Ein zentraler Ansatzpunkt der Tagung ist die kommunale Perspektive. Bis zum Erlass reichsweiter Verordnungen zur „Arisierung“ ab 1938 gab es markante lokale Unterschiede bei der Verdrängung der deutschen Juden aus der Wirtschaft. Diesen will die Tagung nachspüren und wird dabei vor allem das Verhalten der deutschen Kommunen als Akteure bei der „Arisierung“ vergleichend in den Blick nehmen. Für die Zeit nach 1945 sollen die Unterschiede zwischen einzelnen Städten bei ersten Hilfsmaßnahmen für NS-Opfer nach dem Krieg ebenso wie die Unterschiede zwischen Besatzungszonen bzw. Bundesländern bei Restitution und Entschädigung beleuchtet werden.

Neben dem kommunalen Ansatz ist zweitens ein biographischer Zugang zu „Arisierung“ und Wiedergutmachung vielversprechend. Im Rahmen der Tagung sollen daher anhand konkreter Lebensläufe von Opfern und Tätern ihre jeweiligen Strategien, Handlungsspielräume und Alternativen aufzeigt werden. Dabei soll die Zeit ab 1933 und bis nach 1945 berücksichtigt werden, also das Schicksal von jüdischen Emigranten in der neuen Heimat bzw. die Nachkriegs-Karrieren von Ariseuren und Profiteuren untersucht werden.

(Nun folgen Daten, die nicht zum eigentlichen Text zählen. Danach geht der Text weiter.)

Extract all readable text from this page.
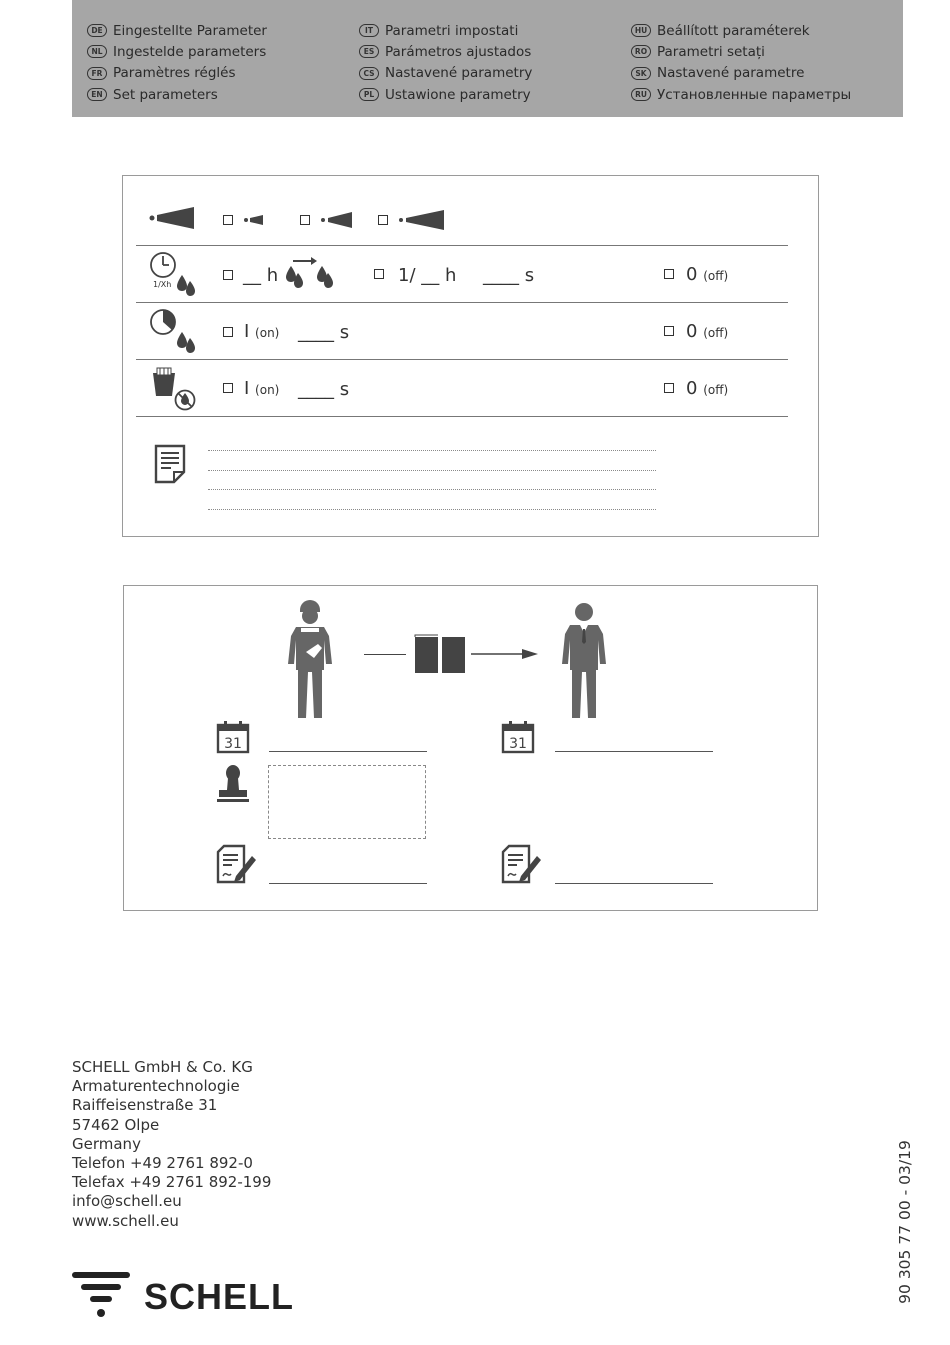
DE Eingestellte Parameter
NL Ingestelde parameters
FR Paramètres réglés
EN Set parameters
IT Parametri impostati
ES Parámetros ajustados
CS Nastavené parametry
PL Ustawione parametry
HU Beállított paraméterek
RO Parametri setați
SK Nastavené parametre
RU Установленные параметры
1/Xh	__ h	1/ __ h ____ s	0 (off)
I (on) ____ s	0 (off)
I (on) ____ s	0 (off)
31	31
SCHELL GmbH & Co. KG
Armaturentechnologie
Raiffeisenstraße 31
57462 Olpe
Germany
Telefon +49 2761 892-0
Telefax +49 2761 892-199
info@schell.eu
www.schell.eu	90 305 77 00 - 03/19
SCHELL
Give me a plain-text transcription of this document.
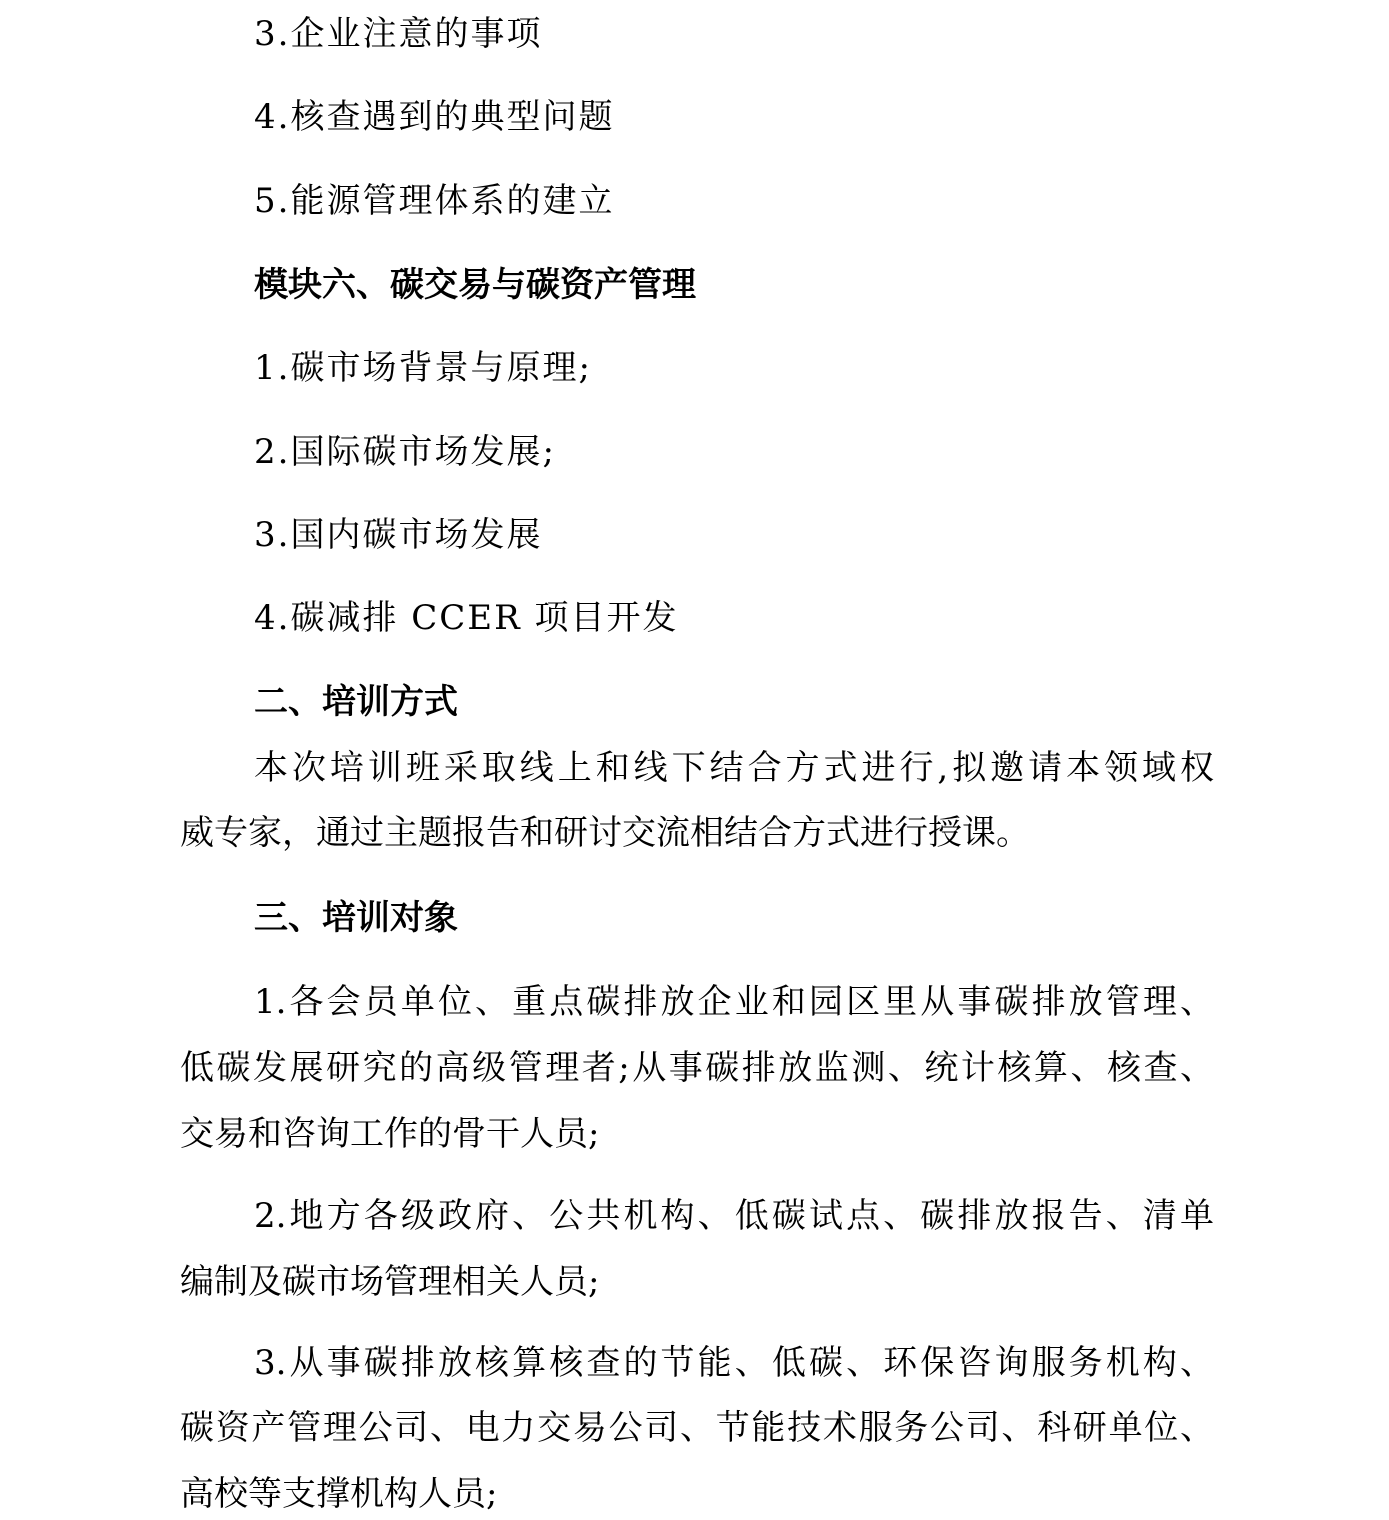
3.企业注意的事项
4.核查遇到的典型问题
5.能源管理体系的建立
模块六、碳交易与碳资产管理
1.碳市场背景与原理;
2.国际碳市场发展;
3.国内碳市场发展
4.碳减排 CCER 项目开发
二、培训方式
本次培训班采取线上和线下结合方式进行,拟邀请本领域权
威专家，通过主题报告和研讨交流相结合方式进行授课。
三、培训对象
1.各会员单位、重点碳排放企业和园区里从事碳排放管理、
低碳发展研究的高级管理者;从事碳排放监测、统计核算、核查、
交易和咨询工作的骨干人员;
2.地方各级政府、公共机构、低碳试点、碳排放报告、清单
编制及碳市场管理相关人员;
3.从事碳排放核算核查的节能、低碳、环保咨询服务机构、
碳资产管理公司、电力交易公司、节能技术服务公司、科研单位、
高校等支撑机构人员;
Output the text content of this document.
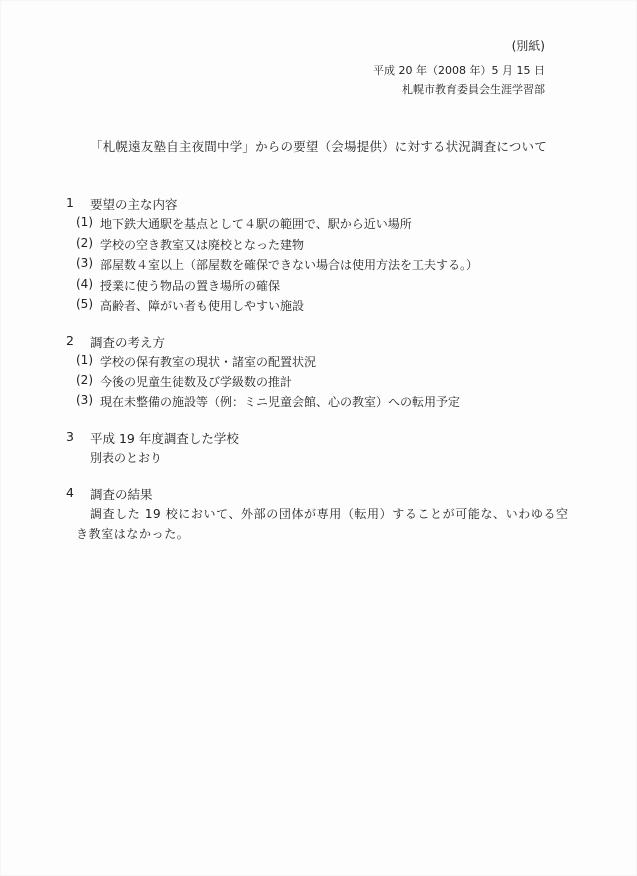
(別紙)
平成 20 年（2008 年）5 月 15 日
札幌市教育委員会生涯学習部
「札幌遠友塾自主夜間中学」からの要望（会場提供）に対する状況調査について
1 要望の主な内容
(1) 地下鉄大通駅を基点として４駅の範囲で、駅から近い場所
(2) 学校の空き教室又は廃校となった建物
(3) 部屋数４室以上（部屋数を確保できない場合は使用方法を工夫する。）
(4) 授業に使う物品の置き場所の確保
(5) 高齢者、障がい者も使用しやすい施設
2 調査の考え方
(1) 学校の保有教室の現状・諸室の配置状況
(2) 今後の児童生徒数及び学級数の推計
(3) 現在未整備の施設等（例：ミニ児童会館、心の教室）への転用予定
3 平成 19 年度調査した学校
別表のとおり
4 調査の結果
調査した 19 校において、外部の団体が専用（転用）することが可能な、いわゆる空
き教室はなかった。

Der im weiteren Sinne gesellschaftliche Umgang mit „Arisierung“ und Wiedergutmachung in einer Stadt bildet einen dritten Schwerpunkt der Tagung. Die „Arisierung“ des jüdischen Eigentums war der umfassendste Besitzwechsel in der deutschen Geschichte, der sich öffentlich abspielte und von dem neben dem Deutschen Reich Kommunen und die örtliche Bevölkerung profitierten. Nach 1945 waren in Restitutions- und Wiedergutmachungsverfahren zahlreiche Deutsche als Zeugen oder Fachgutachter eingebunden. Die Tagung will analysieren, wie insbesondere Stadtgesellschaften mit „Arisierung“ und Wiedergutmachung umgingen.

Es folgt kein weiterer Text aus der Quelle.